Lalu kami mulai berjalan lagi menuju ke rute selanjutnya. Sebelumnya kami diajak mampir sebentar di Pasar Legi. Sambil berteduh dari sinar matahari yang terik, tim Djedjak Rasa bercerita sedikit tentang Pasar Legi. Jujur, aku gak bisa banyak menangkap info kala itu. Hahaha, serius panas sekali loh. Tapi info yang aku bisa tangkap adalah Pasar Legi biasanya akan lebih meriah di saat hari Legi (salah satu hari Kalender Jawa). Yang dijajakan akan makin beragam dan pasar dibuka sampai malam.
Lanjut! Rute selanjutnya kami diajak ke Jalan Rukunan, dimana terdapat kompleks pemukiman yang bangunannya masuk dalam Cagar Budaya Yogyakarta. Jalan Rukunan dikenal dengan sebutan Between Two Gates (diantara dua gerbang dan Lawang Pethuk (pintu yang bertemu). Kompleks ini sudah berdiri sejak tahun 1800an. Walaupun sudah banyak perubahan, namun beberapa bangunan masih mempertahankan tata ruang rumah tradisional. Sampai saat ini, kompleks pemukiman ini masih dihuni oleh beberapa keluarga. Oh ya, karena bangunan-bangunan masuk ke dalam cagar budaya, renovasi tidak boleh dilakukan sembarangan. Harus ada persetujuan dari pemerintah provinsi. Gak bisa tuh ujug-ujug renovasi jadi rumah scandanavian atau Japanese minimalism.

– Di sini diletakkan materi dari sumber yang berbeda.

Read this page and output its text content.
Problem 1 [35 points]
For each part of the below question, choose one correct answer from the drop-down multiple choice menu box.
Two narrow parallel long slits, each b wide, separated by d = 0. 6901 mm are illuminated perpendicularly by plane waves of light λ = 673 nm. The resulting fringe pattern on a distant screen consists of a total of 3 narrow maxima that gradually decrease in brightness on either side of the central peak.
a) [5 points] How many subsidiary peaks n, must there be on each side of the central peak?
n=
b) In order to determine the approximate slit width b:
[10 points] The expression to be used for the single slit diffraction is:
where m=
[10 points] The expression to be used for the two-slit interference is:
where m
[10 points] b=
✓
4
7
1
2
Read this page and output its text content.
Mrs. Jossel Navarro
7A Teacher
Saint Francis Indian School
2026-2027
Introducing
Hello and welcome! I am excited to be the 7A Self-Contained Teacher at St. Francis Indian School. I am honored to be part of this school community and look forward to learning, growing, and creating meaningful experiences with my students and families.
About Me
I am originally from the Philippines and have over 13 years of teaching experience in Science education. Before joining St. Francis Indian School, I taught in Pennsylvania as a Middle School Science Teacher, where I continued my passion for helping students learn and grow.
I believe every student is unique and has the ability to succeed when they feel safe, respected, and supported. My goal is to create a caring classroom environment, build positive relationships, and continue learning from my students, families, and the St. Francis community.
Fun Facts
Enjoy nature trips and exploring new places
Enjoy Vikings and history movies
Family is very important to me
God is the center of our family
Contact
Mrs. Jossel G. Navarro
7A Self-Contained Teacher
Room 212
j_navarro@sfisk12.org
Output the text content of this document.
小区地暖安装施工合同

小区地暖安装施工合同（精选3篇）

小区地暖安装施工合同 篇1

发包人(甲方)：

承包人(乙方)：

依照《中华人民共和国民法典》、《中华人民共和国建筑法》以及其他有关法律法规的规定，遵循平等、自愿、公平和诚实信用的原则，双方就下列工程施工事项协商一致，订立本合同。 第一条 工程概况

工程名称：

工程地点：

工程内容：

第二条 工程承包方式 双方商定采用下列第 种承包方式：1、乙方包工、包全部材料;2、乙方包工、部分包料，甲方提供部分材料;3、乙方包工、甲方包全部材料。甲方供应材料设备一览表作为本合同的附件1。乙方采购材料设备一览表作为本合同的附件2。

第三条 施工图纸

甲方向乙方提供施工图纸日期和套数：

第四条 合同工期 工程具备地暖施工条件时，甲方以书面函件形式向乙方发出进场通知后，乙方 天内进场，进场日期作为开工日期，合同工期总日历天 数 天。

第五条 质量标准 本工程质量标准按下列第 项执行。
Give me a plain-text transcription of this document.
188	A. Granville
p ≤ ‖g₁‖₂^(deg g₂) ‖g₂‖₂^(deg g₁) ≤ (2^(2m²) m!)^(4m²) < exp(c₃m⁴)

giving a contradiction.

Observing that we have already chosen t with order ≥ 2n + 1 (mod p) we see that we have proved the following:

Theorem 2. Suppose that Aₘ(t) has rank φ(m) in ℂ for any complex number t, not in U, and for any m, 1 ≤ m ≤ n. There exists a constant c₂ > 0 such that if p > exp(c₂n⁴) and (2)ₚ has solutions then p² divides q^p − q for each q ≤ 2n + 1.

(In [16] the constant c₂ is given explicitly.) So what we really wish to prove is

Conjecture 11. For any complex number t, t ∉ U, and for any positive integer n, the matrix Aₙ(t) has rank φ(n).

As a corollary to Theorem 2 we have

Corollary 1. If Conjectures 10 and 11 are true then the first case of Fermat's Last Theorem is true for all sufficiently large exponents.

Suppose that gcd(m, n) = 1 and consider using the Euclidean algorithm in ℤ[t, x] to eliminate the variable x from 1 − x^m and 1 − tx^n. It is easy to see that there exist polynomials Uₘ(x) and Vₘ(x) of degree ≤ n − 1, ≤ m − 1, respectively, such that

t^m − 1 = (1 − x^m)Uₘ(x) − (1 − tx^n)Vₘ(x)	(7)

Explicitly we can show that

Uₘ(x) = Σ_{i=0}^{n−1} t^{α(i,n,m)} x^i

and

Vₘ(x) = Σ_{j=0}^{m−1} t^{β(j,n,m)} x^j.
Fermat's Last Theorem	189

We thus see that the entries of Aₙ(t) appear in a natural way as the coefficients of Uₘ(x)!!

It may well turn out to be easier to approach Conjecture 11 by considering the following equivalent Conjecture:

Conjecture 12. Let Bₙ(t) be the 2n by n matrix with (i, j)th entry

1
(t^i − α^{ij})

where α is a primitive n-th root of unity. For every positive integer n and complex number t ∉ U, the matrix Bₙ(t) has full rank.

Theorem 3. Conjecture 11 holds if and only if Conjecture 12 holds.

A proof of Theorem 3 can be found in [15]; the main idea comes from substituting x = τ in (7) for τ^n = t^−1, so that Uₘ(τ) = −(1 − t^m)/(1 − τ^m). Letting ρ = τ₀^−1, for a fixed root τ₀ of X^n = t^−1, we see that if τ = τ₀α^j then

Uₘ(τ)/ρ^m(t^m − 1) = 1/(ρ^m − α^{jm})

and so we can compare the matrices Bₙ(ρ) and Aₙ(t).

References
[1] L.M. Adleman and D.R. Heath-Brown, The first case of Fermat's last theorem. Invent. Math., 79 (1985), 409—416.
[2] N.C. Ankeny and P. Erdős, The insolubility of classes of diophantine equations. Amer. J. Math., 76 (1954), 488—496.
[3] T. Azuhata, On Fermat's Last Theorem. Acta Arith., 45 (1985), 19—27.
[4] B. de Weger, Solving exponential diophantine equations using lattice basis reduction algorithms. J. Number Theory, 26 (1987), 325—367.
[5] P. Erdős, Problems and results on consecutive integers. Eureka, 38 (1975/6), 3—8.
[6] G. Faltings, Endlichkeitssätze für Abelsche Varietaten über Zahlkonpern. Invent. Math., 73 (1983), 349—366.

Cuaca makin panas, namun semangat masih membara! Dan rute selanjutnya adalah Pasar Lawas Mataram yang diselenggarakan di pelataran halaman Masjid Besar Mataram, Kotagede. Sebagai jajanan pasar mania mantap, tentu saja aku happy banget! Disana banyak sekali jajanan pasar tradisional yang sudah dikurasi panitia, jadi jajanannya sangat beragam.
Sesampainya di Lokasi kami diajak berkeliling bersama panitia Pasar Lawas Mataram dan juga mendengarkan penjelasan tentang acara yang sedang berlangsung. Karena kami datang di pagi hari dan pengunjung belum begitu banyak yang datang, jadi kami bisa leluasa berkeliling.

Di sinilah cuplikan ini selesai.